Wednesday, 11 May 2016

Troublesome disguises: the Goddard monument at East Woodhay Church




Over to this slightly remote church (for the area) last night
http://www.stmartinschurch.hampshire.org.uk/rental.htm
at East Woodhay, justly rated for its acoustics and the total quiet outside, to listen to Stile Antico perform this concert
http://www.stileantico.co.uk/concerts/2016/05/10/the-touches-of-sweet-harmony-6
of Shakespearean or Shakespeare-inspired music. No plans, apparently, to release a CD, which I was very sorry to hear. Byrd's 'Tristitia et anxietas' was new to me, and overwhelming. They must at some time (surely) release Nico Muhly's 'Gentle sleep', a setting of words - snatches of text- from Henry V (IV i), a clever reduction of Henry's self-serving orotundities into something moving, with wonderful writing for high soprano and bass.

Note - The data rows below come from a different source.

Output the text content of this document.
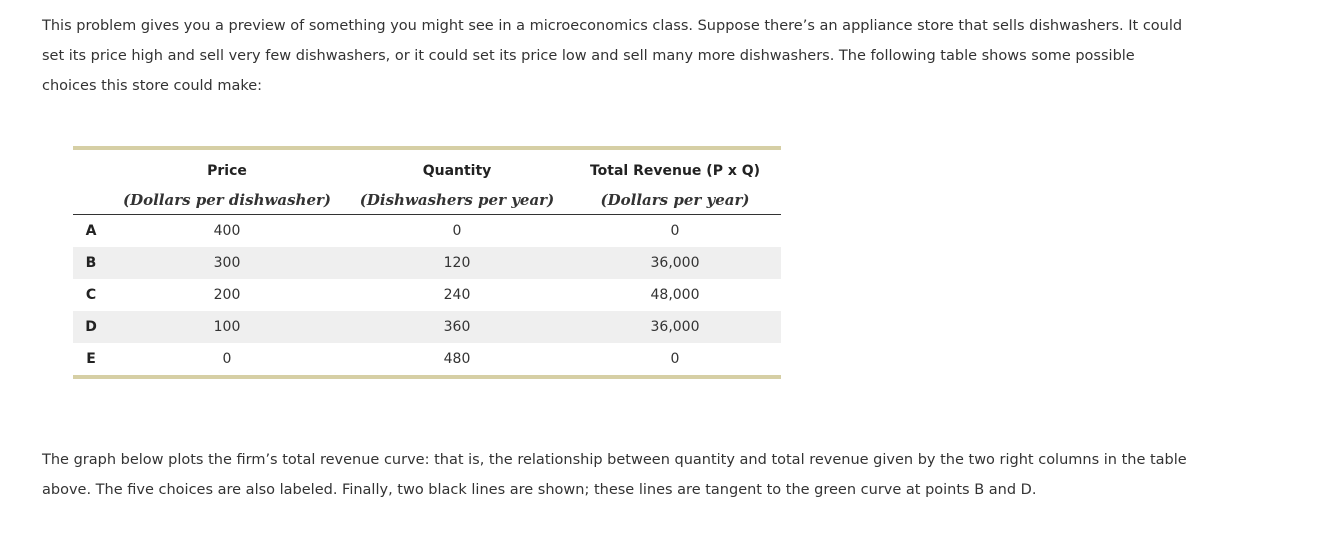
This problem gives you a preview of something you might see in a microeconomics class. Suppose there’s an appliance store that sells dishwashers. It could set its price high and sell very few dishwashers, or it could set its price low and sell many more dishwashers. The following table shows some possible choices this store could make:

	Price	Quantity	Total Revenue (P x Q)
	(Dollars per dishwasher)	(Dishwashers per year)	(Dollars per year)
A	400	0	0
B	300	120	36,000
C	200	240	48,000
D	100	360	36,000
E	0	480	0

The graph below plots the firm’s total revenue curve: that is, the relationship between quantity and total revenue given by the two right columns in the table above. The five choices are also labeled. Finally, two black lines are shown; these lines are tangent to the green curve at points B and D.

But the surprise in the church was this memorial to the left of the altar:


The inscriptions tell you all I know:

"Near this place lies the body of Edward GODDARD Esq, son of Wm GODDARD Esq, late of this parish, by Elizabeth his wife who was the daughter of John D’OYLE Esq, an ancient and honourable family in the county of Oxford. He married Elizabeth the daughter of Edward GODDARD Esquire of Ogbourne St Andrews in the County
of Wilts, by whom he had no issue.
He was a person of sober life and conversation, constant in his devotions both publick and private, whom neither the pleasures of the age did lead into excess, nor the vices corrupt.
By his last will he testified his respect for the House of God both in this parish and in that of his Manor of Castle Eaton in the County of Wilts in both of which parishes the poor also will receive lasting tokens of his charity
He died the 7th day of October 1724 aged 65.

Elizabeth GODDARD, relict of Edward GODDARD Esq, a pious and charitable lady, by her last will left one hundred pounds, the interest whereof to be layd out by the Minister and Church Wardens in Linen for the poor of this parish.
With this money and twenty pounds added were purchased lands in Ashmansworth viz one toft and eight acres of bond land in the fields there and Redland Coppice and lands in Privet Field, Wm RIME, Tennant in Trust, for the uses aforesaid.

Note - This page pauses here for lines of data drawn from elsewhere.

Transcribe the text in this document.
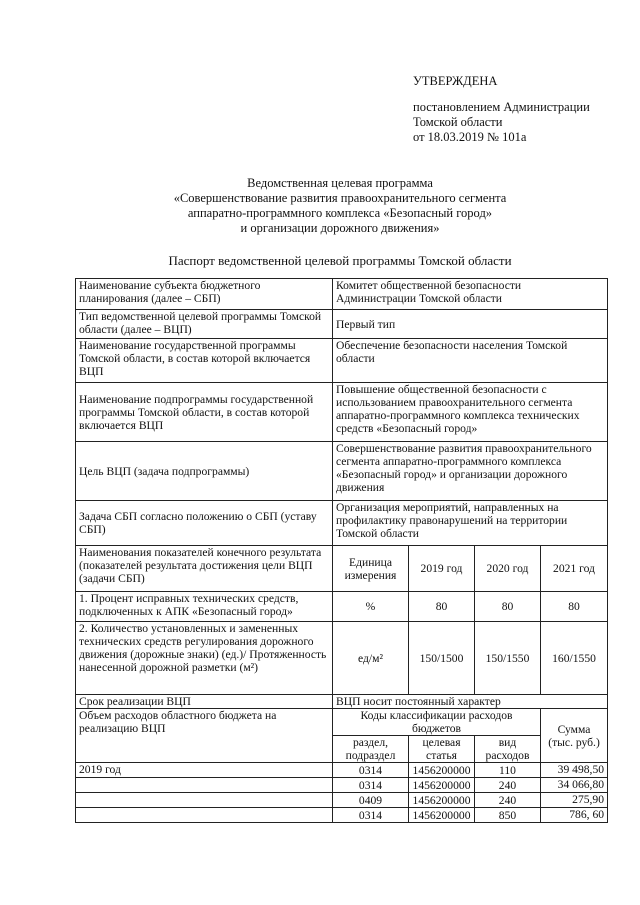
УТВЕРЖДЕНА
постановлением Администрации
Томской области
от 18.03.2019 № 101а
Ведомственная целевая программа
«Совершенствование развития правоохранительного сегмента
аппаратно-программного комплекса «Безопасный город»
и организации дорожного движения»
Паспорт ведомственной целевой программы Томской области
Наименование субъекта бюджетного планирования (далее – СБП)	Комитет общественной безопасности Администрации Томской области			
Тип ведомственной целевой программы Томской области (далее – ВЦП)	Первый тип			
Наименование государственной программы Томской области, в состав которой включается ВЦП	Обеспечение безопасности населения Томской области			
Наименование подпрограммы государственной программы Томской области, в состав которой включается ВЦП	Повышение общественной безопасности с использованием правоохранительного сегмента аппаратно-программного комплекса технических средств «Безопасный город»			
Цель ВЦП (задача подпрограммы)	Совершенствование развития правоохранительного сегмента аппаратно-программного комплекса «Безопасный город» и организации дорожного движения			
Задача СБП согласно положению о СБП (уставу СБП)	Организация мероприятий, направленных на профилактику правонарушений на территории Томской области			
Наименования показателей конечного результата (показателей результата достижения цели ВЦП (задачи СБП)	Единица измерения	2019 год	2020 год	2021 год
1. Процент исправных технических средств, подключенных к АПК «Безопасный город»	%	80	80	80
2. Количество установленных и замененных технических средств регулирования дорожного движения (дорожные знаки) (ед.)/ Протяженность нанесенной дорожной разметки (м²)	ед/м²	150/1500	150/1550	160/1550
Срок реализации ВЦП	ВЦП носит постоянный характер			
Объем расходов областного бюджета на реализацию ВЦП	Коды классификации расходов бюджетов			Сумма (тыс. руб.)
	раздел, подраздел	целевая статья	вид расходов	
2019 год	0314	1456200000	110	39 498,50
	0314	1456200000	240	34 066,80
	0409	1456200000	240	275,90
	0314	1456200000	850	786, 60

She died the 30th day of September 1732 aged 72."

The couple must have been related, outside the regulations about consanguinity, a Hampshire Goddard marrying a Wiltshire one. Their full-length figures are slightly smaller than life-size, but so raised up as to suggest the grand manner. 

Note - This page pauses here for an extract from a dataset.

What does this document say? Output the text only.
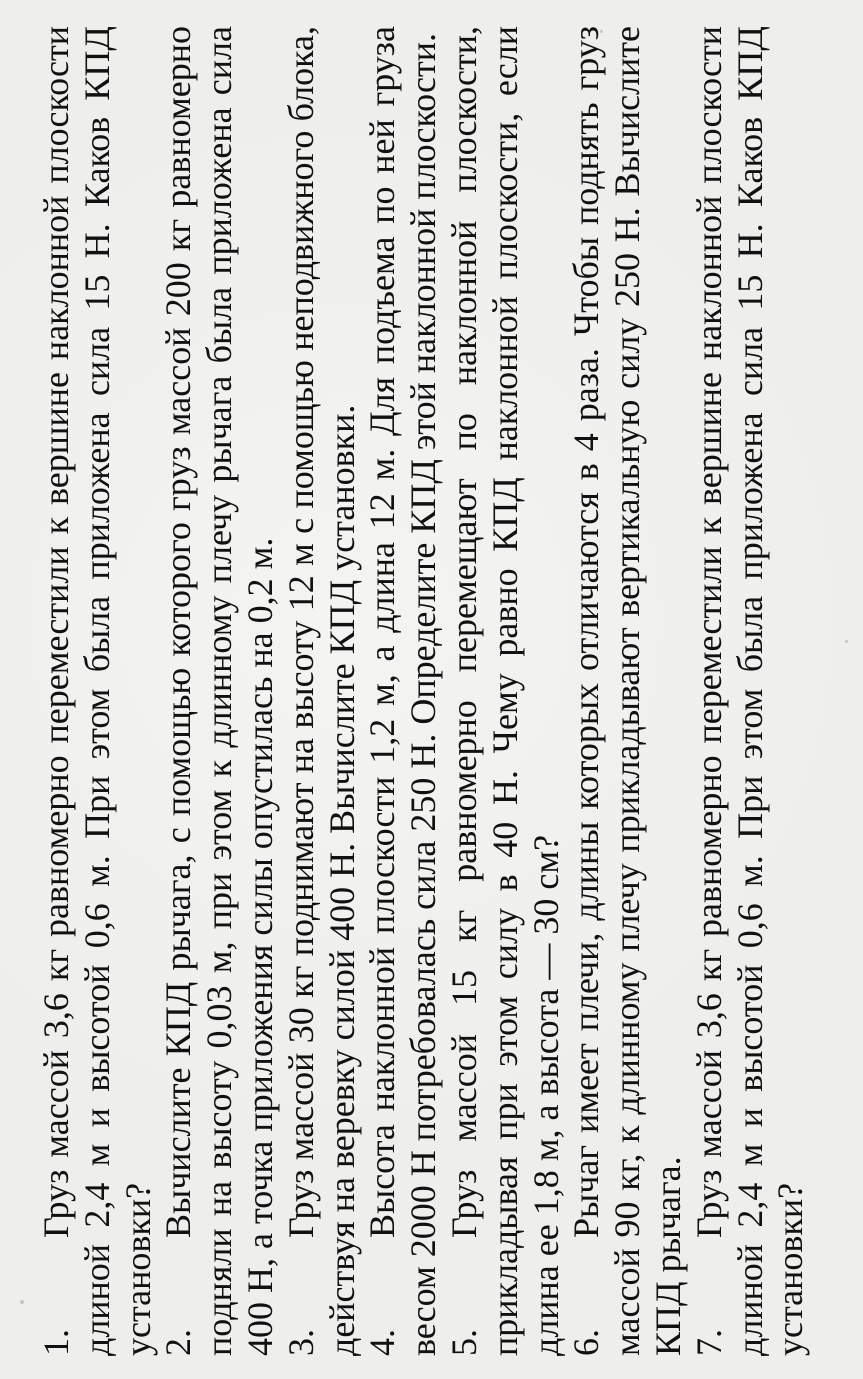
1.Груз массой 3,6 кг равномерно переместили к вершине наклонной плоскости длиной 2,4 м и высотой 0,6 м. При этом была приложена сила 15 Н. Каков КПД установки? 2.Вычислите КПД рычага, с помощью которого груз массой 200 кг равномерно подняли на высоту 0,03 м, при этом к длинному плечу рычага была приложена сила 400 Н, а точка приложения силы опустилась на 0,2 м. 3.Груз массой 30 кг поднимают на высоту 12 м с помощью неподвижного блока, действуя на веревку силой 400 Н. Вычислите КПД установки. 4.Высота наклонной плоскости 1,2 м, а длина 12 м. Для подъема по ней груза весом 2000 Н потребовалась сила 250 Н. Определите КПД этой наклонной плоскости. 5.Груз массой 15 кг равномерно перемещают по наклонной плоскости, прикладывая при этом силу в 40 Н. Чему равно КПД наклонной плоскости, если длина ее 1,8 м, а высота — 30 см? 6.Рычаг имеет плечи, длины которых отличаются в 4 раза. Чтобы поднять груз массой 90 кг, к длинному плечу прикладывают вертикальную силу 250 Н. Вычислите КПД рычага. 7.Груз массой 3,6 кг равномерно переместили к вершине наклонной плоскости длиной 2,4 м и высотой 0,6 м. При этом была приложена сила 15 Н. Каков КПД установки?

Edward and Elizabeth are a Gainsborough couple before Gainsborough; squirearchy out of Fielding or Hogarth. As the inscription tells us, Edward married Elizabeth "by whom he had no issue", so the memorial lacks the usual rising tide of offspring. To validate themselves, Edward has his sword and books:



He looks out into the world. Elizabeth is given no extra attributes: she is just herself (except that she looks at her husband, so that in some senses he validates her). But she is striking, erect and proud, rising from her drapery like an English Minerva:





The eyes, undrilled, make her remote. I'm interested in the contrast of their clothes: hers, tempestuous, make his look geometrical. The sculptor gave full detail:



I suggested 'Minerva', but further reflection might suggest that these attires, these 'troublesome disguises which we wear' cast him as reason, her as passion. He has her (however), safely corralled off at the church's east end.



I liked the self-approval, the complacency: they were no doubt charitable and pious, but they loom over the altar in proprietorial fashion. "He testified his respect for the House of God" by condescending to be there, in life and thereafter.


In this review of an exhibition of swagger portraits, Andrew Graham-Dixon  speaks of a "streak of solemn, anti-theatrical, empirical grand manner portraiture": 

Here it is in a Hampshire Church monument. I wonder what they were like! Absorbed, really, in the specifics of land-ownership, I guess.